The objective of the project was to develop an approach to use Raman spectroscopy to predict sensory quality of fresh pork loins. Pork loins (n=200) were selected during fabrication on seven different production days and six different production plants. Loins were selected to represent the range of quality features. Scans of the ventral portion of the intact loin were collected with a portable Raman spectrometer. Scan time was 6 seconds. Loins were then packaged and aged 14 days. Pork chops from each loin were cut and packaged 14 days postmortem. Scans of the cross section of central loin chops were collected on all 200 loins. Each chop was scanned in three locations of the cross section with a scan time of 6 seconds. Pork sensory quality was evaluated on a select group of loins (n=75 per group) to determine sensory tenderness, chewiness, juiciness, flavor, and off-flavor. Slice shear force was measured on all loins (n=200 per group).

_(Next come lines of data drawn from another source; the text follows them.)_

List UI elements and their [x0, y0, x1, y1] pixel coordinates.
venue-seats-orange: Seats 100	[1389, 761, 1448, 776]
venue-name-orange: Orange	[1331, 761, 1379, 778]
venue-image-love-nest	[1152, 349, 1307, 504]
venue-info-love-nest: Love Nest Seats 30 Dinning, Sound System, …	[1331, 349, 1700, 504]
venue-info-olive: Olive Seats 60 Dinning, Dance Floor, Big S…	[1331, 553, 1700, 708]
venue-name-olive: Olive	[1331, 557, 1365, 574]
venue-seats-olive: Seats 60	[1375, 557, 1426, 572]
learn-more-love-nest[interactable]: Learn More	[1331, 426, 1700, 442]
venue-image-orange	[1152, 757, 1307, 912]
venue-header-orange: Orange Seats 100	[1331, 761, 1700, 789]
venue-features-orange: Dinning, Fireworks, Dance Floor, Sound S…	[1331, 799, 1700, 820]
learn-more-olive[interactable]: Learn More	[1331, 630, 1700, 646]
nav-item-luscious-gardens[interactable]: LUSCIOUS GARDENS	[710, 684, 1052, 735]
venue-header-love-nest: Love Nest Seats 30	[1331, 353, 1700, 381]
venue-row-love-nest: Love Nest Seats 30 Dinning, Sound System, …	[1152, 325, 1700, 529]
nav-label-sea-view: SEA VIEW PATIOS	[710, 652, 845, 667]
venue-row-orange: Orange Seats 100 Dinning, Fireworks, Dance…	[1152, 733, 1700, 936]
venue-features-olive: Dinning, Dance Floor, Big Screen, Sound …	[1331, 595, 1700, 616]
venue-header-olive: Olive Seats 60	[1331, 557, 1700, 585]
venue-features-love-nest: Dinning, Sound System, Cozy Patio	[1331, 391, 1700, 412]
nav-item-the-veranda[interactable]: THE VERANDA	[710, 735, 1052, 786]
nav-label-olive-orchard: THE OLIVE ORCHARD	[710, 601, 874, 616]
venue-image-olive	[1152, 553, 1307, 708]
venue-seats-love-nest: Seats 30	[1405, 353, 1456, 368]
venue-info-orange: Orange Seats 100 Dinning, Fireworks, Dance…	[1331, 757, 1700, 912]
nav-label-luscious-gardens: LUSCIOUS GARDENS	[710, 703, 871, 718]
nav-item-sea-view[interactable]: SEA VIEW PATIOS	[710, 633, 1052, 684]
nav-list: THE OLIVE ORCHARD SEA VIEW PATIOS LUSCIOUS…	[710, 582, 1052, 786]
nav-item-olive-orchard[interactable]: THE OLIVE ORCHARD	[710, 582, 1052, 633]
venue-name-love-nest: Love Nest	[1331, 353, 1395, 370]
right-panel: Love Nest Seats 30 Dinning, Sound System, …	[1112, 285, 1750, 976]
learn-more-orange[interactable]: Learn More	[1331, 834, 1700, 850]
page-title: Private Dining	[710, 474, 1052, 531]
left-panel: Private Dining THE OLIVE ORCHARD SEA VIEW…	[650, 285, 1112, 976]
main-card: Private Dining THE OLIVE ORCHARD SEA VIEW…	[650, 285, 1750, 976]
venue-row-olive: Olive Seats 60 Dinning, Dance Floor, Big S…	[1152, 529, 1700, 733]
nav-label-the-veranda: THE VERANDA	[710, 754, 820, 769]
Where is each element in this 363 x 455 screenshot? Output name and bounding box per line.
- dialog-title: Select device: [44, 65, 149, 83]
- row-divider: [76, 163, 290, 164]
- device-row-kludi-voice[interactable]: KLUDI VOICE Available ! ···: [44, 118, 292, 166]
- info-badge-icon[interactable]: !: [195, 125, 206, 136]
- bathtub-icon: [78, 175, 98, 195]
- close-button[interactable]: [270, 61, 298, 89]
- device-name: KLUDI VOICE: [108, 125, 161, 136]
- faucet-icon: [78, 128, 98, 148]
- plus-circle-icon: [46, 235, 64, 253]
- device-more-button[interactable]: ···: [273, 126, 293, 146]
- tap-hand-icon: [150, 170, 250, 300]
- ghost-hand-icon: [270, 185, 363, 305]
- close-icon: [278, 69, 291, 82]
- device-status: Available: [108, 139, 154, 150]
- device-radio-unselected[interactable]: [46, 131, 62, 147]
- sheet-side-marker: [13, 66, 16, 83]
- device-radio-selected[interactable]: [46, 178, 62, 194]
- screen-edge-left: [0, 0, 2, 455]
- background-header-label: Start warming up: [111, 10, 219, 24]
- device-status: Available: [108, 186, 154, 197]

Raman peaks are represented by their wavenumber (Raman shift) and intensity. The peak intensities are dependent on many factors that may vary from sample to sample (i.e., sample size, exposure time, etc.), but their Raman shifts (i.e., the peak wavelengths) remain identical as long as the molecular makeup is the same. These data are summarized using a barcode approach to highlight unique Raman shift “fingerprints” of each sample. Binary barcodes are generated for each sample based on the second derivative spectra collected. Each sample has a barcode that is specific to its Raman spectral properties. The barcode was used to determine the association with sensory traits and pH traits.

Raman spectral properties of pork loin at day 1 postmortem were approximately 60-70 % accurate in predicting aged pork loin tenderness traits. Raman properties of each pork loin after aging were generally over 90 % accurate. Prediction of cooked pork loin juiciness was better than that for tenderness traits.

Aged pork pH was accurately predicted with a regression curve of 11 Raman peaks (within 0.17 pH units). Inclusion of all the spectral data resulted in an improvement in the accuracy of pH prediction to within 0.05 units. This finding is significant and shows promise of developing a non-invasive, non-destructive method to measure an important fresh pork quality trait- pH.

Raman spectral properties show promise in prediction of fresh pork quality. Adoption of the procedure will require engineering to allow measurement at line speeds.